I tend to handle things in a different way (because, gasp, my wife and I are different people despite both being lesbians). I try to live as what I call an “ambassador gay.” I want to mediate, to bridge the gap, to show how much we are alike, how normal and boring, and just like you I am.
For example, you and I are both moms and I bet our stories of being up at night feeding our infants and changing diapers would sound incredibly similar. I feel a lot of pressure to be the best mom, the best wife, the best person that I can be, not just for myself, but so that I can represent my community well. The reason I feel that pressure, is because of people like you who believe there is such thing as “people like me.” Like somehow every lesbian is just like me. Or every person of color is just like every other.
It’s the reason that when a film starring a woman tanks, Hollywood backs off, but John Carter can bomb without it leading to any shortage of testosterone fueled sci-fi films.
You are hurting and you have a right to voice your own opinion and point of view.

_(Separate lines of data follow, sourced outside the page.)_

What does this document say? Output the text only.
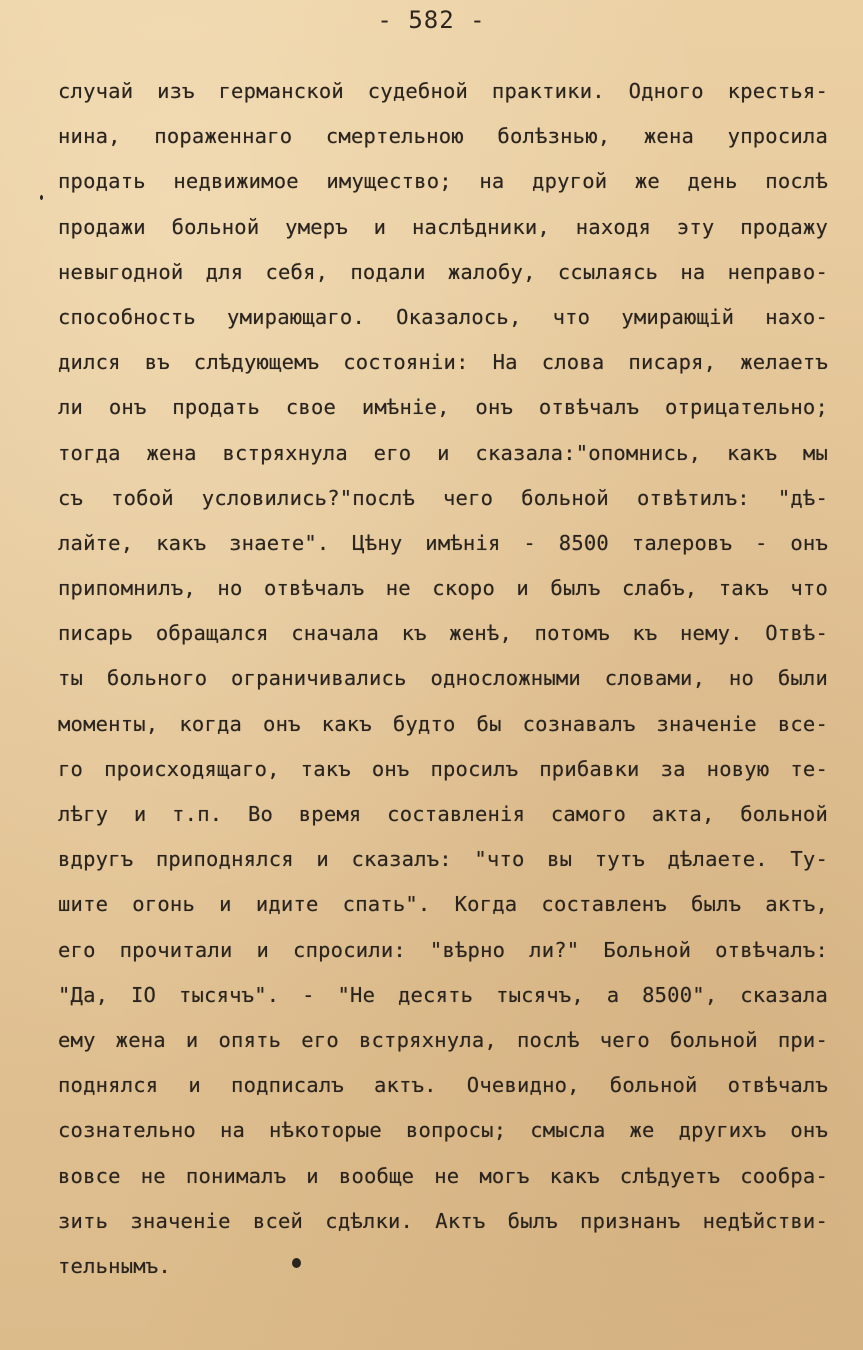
- 582 -
случай изъ германской судебной практики. Одного крестья-
нина, пораженнаго смертельною болѣзнью, жена упросила
продать недвижимое имущество; на другой же день послѣ
продажи больной умеръ и наслѣдники, находя эту продажу
невыгодной для себя, подали жалобу, ссылаясь на неправо-
способность умирающаго. Оказалось, что умирающій нахо-
дился въ слѣдующемъ состояніи: На слова писаря, желаетъ
ли онъ продать свое имѣніе, онъ отвѣчалъ отрицательно;
тогда жена встряхнула его и сказала:"опомнись, какъ мы
съ тобой условились?"послѣ чего больной отвѣтилъ: "дѣ-
лайте, какъ знаете". Цѣну имѣнія - 8500 талеровъ - онъ
припомнилъ, но отвѣчалъ не скоро и былъ слабъ, такъ что
писарь обращался сначала къ женѣ, потомъ къ нему. Отвѣ-
ты больного ограничивались односложными словами, но были
моменты, когда онъ какъ будто бы сознавалъ значеніе все-
го происходящаго, такъ онъ просилъ прибавки за новую те-
лѣгу и т.п. Во время составленія самого акта, больной
вдругъ приподнялся и сказалъ: "что вы тутъ дѣлаете. Ту-
шите огонь и идите спать". Когда составленъ былъ актъ,
его прочитали и спросили: "вѣрно ли?" Больной отвѣчалъ:
"Да, IO тысячъ". - "Не десять тысячъ, а 8500", сказала
ему жена и опять его встряхнула, послѣ чего больной при-
поднялся и подписалъ актъ. Очевидно, больной отвѣчалъ
сознательно на нѣкоторые вопросы; смысла же другихъ онъ
вовсе не понималъ и вообще не могъ какъ слѣдуетъ сообра-
зить значеніе всей сдѣлки. Актъ былъ признанъ недѣйстви-
тельнымъ.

Obviously, being raised in a same-sex home made you feel like you were deprived, despite the fact that you say it was a loving home. I am very glad that your husband is a good dad to your kids and you feel they want for nothing. I am sure it will be interesting for you to hear their take when they are grown.
But your experience is your experience and I would appreciate you leaving my daughter out of it and letting her speak for herself when she is old enough to have a voice.
My wife and I are going to make mistakes while raising her. Just like you are with your kids. There will be things that she hates about us and complains about us doing. Our hope is that these will be minor things and that in doing our best we will provide her with a foundation of love and support and some wisdom. She will definitely know that she was wanted, planned for and loved from the very beginning. That’s the best I can do as a parent.
Unlike you, I’m not the kind of person to make judgments about other people’s households. If I were, I’d be more worried about the hurt felt by kids raised in a home that actively belittles and campaigns against families that look different from their own. I’d be worried about a kid whose mother never outgrew the fantasy that somewhere out there exists a super parent who would have never disappointed her. And most of all I would be worried about the hurt caused to a kid who watched their mother project the feelings of rejection and hurt from a willfully absent father onto the person who stepped up and actually did the care giving and the loving.
But, I am not in your home, so I wouldn’t do that to you.